In a recent survey by the Bank for International Settlements (BIS), data indicates that a third of global central banks will be implementing Central Bank Digital Currencies (CBDCs) within the next few years.
By the time 2030 rolls around, we expect to see 15 retail and 9 wholesale CBDCs issued. Countries with burgeoning economies appear to be the dominant potential issuers. Over the past year, the proportion of central banks that are prepared to introduce a retail digital currency within the upcoming three years has risen from 15% to 18%. At this point, four CBDC initiatives have been implemented globally: in Nigeria, Jamaica, the Bahamas, and the countries of the Caribbean basin.
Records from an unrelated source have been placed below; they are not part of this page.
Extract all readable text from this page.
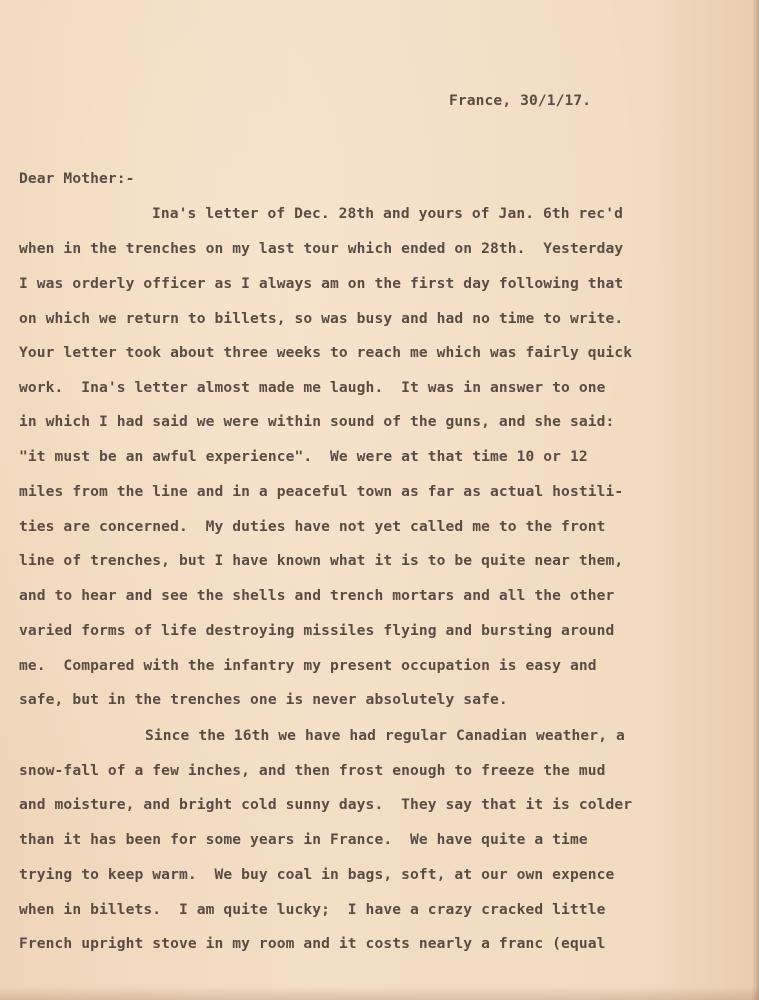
France, 30/1/17.
Dear Mother:-
Ina's letter of Dec. 28th and yours of Jan. 6th rec'd
when in the trenches on my last tour which ended on 28th.  Yesterday
I was orderly officer as I always am on the first day following that
on which we return to billets, so was busy and had no time to write.
Your letter took about three weeks to reach me which was fairly quick
work.  Ina's letter almost made me laugh.  It was in answer to one
in which I had said we were within sound of the guns, and she said:
"it must be an awful experience".  We were at that time 10 or 12
miles from the line and in a peaceful town as far as actual hostili-
ties are concerned.  My duties have not yet called me to the front
line of trenches, but I have known what it is to be quite near them,
and to hear and see the shells and trench mortars and all the other
varied forms of life destroying missiles flying and bursting around
me.  Compared with the infantry my present occupation is easy and
safe, but in the trenches one is never absolutely safe.
Since the 16th we have had regular Canadian weather, a
snow-fall of a few inches, and then frost enough to freeze the mud
and moisture, and bright cold sunny days.  They say that it is colder
than it has been for some years in France.  We have quite a time
trying to keep warm.  We buy coal in bags, soft, at our own expence
when in billets.  I am quite lucky;  I have a crazy cracked little
French upright stove in my room and it costs nearly a franc (equal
In a survey published by the BIS in mid-July, respondents were asked to weigh in on an array of questions regarding the future of CBDCs in their respective countries and the reasons behind central banks' interest in a national digital currency. It was uncovered that over 90% of central banks are actively exploring the potential and specifics of implementing CBDCs on both a national and global scale. More than half of the respondents are working on CBDC pilot projects, with one in four central banks testing a retail variant of digital currency.
The primary driving force behind the push for CBDC implementation is the pursuit of financial stability and addressing the issue of inefficient and costly cross-border payments. Surveyed representatives from developing nations highlighted improved access to financial services for their populations.
Yet, despite this momentum, 68% of central banks reported that they do not foresee the issuance of retail CBDCs in the immediate future. The BIS acknowledges that CBDCs will coexist with other forms of payment, including cryptocurrency. Interestingly, approximately 60% of surveyed central banks reported initiating work on their digital currencies in response to the growing use of crypto assets.
In closing, the BIS urged central banks to cooperate during the initial phases of national CBDC development. These digital currencies should be designed as functionally interoperable assets. Otherwise, the notion of expanding cross-border payments through the use of CBDCs might falter.
Notably, in July, the New York Innovation Center (NYIC) of the Federal Reserve Bank wrapped up the design phase of a proof-of-concept network for CBDCs. This "pilot" project involved leading entities in the US banking sector, including Bank of New York Mellon, Mastercard, Citi, PNC Bank, among others.